En tres mediciones de Ipsos el avance es similar: 9% al concluir marzo, 20% a mediados de abril y 38% al final. Para Santos, las intenciones están nueve puntos atrás. Y en CNC Mockus avanza, durante la segunda mitad de abril, de 29% a 39%, y Santos baja marginalmente: del 36% al 34%.
Mockus también lleva ventaja de cara a una posible segunda vuelta.
Atrás quedaron, relegados por completo, la ex canciller y candidata conservadora por segunda vez, Noemí Sanín; Gustavo Petro, del izquierdista Polo Democrático, y dos candidatos más.
Mockus y Santos coinciden en principios y objetivos esenciales: ambos son demócratas; ambos rechazan el narcoterrorismo, las guerrillas y los paramilitares, y ambos tienen un pensamiento económico y social esencialmente abierto.

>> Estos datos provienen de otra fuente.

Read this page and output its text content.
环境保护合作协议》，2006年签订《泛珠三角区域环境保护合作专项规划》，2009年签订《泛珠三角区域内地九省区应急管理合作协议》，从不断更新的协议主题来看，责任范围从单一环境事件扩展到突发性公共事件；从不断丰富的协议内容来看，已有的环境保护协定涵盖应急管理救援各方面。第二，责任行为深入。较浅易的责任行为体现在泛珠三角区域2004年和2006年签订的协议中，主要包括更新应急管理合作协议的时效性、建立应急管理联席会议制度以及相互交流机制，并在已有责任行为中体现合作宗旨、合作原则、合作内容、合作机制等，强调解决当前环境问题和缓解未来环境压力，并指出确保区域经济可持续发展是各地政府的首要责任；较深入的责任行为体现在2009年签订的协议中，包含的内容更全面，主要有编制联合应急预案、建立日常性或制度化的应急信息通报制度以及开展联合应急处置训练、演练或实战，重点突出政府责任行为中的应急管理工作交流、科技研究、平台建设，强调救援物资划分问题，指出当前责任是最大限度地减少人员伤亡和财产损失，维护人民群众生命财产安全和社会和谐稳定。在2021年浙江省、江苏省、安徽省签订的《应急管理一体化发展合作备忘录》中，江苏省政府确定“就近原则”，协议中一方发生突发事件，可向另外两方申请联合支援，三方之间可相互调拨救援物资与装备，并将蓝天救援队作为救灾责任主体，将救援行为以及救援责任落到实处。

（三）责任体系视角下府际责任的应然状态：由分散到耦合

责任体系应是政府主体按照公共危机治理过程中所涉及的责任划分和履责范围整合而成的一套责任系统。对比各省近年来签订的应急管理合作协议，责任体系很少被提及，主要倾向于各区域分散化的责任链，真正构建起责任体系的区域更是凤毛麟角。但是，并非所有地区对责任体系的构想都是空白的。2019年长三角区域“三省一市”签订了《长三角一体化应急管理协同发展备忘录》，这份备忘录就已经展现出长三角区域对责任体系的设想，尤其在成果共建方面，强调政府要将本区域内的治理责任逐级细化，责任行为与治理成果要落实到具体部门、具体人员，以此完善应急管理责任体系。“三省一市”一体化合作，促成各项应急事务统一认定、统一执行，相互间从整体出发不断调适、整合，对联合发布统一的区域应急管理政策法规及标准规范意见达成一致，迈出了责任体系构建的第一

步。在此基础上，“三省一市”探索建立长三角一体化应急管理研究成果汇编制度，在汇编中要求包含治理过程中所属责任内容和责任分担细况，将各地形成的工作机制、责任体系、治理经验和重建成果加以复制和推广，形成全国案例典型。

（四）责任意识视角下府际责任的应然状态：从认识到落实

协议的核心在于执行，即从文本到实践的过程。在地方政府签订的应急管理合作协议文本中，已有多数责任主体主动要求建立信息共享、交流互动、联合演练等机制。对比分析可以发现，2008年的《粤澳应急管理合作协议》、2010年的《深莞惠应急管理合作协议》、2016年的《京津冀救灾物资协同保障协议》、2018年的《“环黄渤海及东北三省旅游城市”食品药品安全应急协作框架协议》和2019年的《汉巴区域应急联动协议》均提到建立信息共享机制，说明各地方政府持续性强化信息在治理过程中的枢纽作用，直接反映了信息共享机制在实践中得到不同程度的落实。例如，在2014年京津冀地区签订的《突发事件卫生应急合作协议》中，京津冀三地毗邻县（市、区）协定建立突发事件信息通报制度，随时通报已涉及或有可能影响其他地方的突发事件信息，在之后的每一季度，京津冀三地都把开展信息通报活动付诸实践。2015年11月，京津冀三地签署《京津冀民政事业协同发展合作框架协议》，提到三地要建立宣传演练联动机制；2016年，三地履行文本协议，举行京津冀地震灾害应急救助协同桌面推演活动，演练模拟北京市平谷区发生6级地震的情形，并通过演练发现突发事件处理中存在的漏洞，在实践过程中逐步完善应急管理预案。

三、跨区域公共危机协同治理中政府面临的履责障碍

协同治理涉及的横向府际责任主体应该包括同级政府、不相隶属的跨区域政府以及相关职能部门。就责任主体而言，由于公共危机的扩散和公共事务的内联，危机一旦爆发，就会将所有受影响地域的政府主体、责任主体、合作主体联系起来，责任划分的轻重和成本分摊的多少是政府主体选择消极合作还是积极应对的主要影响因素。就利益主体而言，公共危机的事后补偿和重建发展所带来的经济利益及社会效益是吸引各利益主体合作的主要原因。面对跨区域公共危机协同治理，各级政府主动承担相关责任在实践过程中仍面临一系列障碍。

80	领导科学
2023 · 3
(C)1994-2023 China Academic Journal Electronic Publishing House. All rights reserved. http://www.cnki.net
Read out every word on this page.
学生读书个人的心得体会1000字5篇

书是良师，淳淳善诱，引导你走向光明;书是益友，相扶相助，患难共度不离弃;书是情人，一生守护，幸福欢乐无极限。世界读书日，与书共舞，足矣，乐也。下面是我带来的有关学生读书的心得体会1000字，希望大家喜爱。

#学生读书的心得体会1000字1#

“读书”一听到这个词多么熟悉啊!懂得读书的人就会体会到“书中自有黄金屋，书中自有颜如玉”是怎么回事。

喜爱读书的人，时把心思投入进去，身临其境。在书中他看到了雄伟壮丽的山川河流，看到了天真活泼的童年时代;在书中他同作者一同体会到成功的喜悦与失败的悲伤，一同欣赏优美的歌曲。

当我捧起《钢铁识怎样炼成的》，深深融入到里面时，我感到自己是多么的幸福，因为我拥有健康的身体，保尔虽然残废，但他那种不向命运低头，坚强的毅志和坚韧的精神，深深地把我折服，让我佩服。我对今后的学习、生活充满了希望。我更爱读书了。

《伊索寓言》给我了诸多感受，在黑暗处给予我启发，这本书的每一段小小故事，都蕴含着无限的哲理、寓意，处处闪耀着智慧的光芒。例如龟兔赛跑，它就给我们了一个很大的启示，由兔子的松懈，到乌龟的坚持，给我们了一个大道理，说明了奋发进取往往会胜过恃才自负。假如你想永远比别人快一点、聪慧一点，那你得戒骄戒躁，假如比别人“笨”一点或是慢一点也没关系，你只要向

Pero Santos, con gran solidez y experiencia, representa al establishment. Miembro de una de las familias más emblemáticas del país y ministro en tres gobiernos (de Defensa con Uribe), su apoyo está anclado, esencialmente, en las corrientes liberales y conservadoras que, junto a otros grupos, ahora integran el oficialista Partido de la U; también, por supuesto, en quienes optan por la estabilidad.
Mockus es un rebelde dentro del sistema. Hijo de inmigrantes lituanos, polémico y reformista rector de la Universidad Nacional (de 1990 a 1993), matemático y filósofo, entró a la política sin pedigree alguno, y se impuso con sus actos y logros frente a la alcaldía capitalina. Ahora, desde su Partido Verde, obtuvo el apoyo de otros populares ex alcaldes: Enrique Peñalosa y Eduardo Garzón, de Bogotá, y Sergio Fajardo, de Medellín.
La gran duda que levanta es su capacidad para gobernar. Su partido, sin trayectoria, apenas logró elegir, en marzo, nueve de las 268 curules legislativas en disputa. Si llegara a la Presidencia, dependería de un poder Legislativo totalmente ajeno, y tendría que comenzar a construir los cuadros para asumir desafíos tan enormes como los de la seguridad, el desarrollo económico–social y la institucionalidad.
Santos, en cambio, además de su experiencia en el Ejecutivo nacional, sí dispone del respaldo legislativo y los cuadros necesarios para comenzar a actuar con rapidez y eficacia.
Santos es la continuidad predecible; Mockus, el cambio incierto, pero esperanzador. Aún puede haber sorpresas de aquí al 30 de mayo. Pero, hasta ahora, las señales indican que cada vez más colombianos se sienten suficientemente seguros como para apostar a la renovación, aunque todavía esté verde.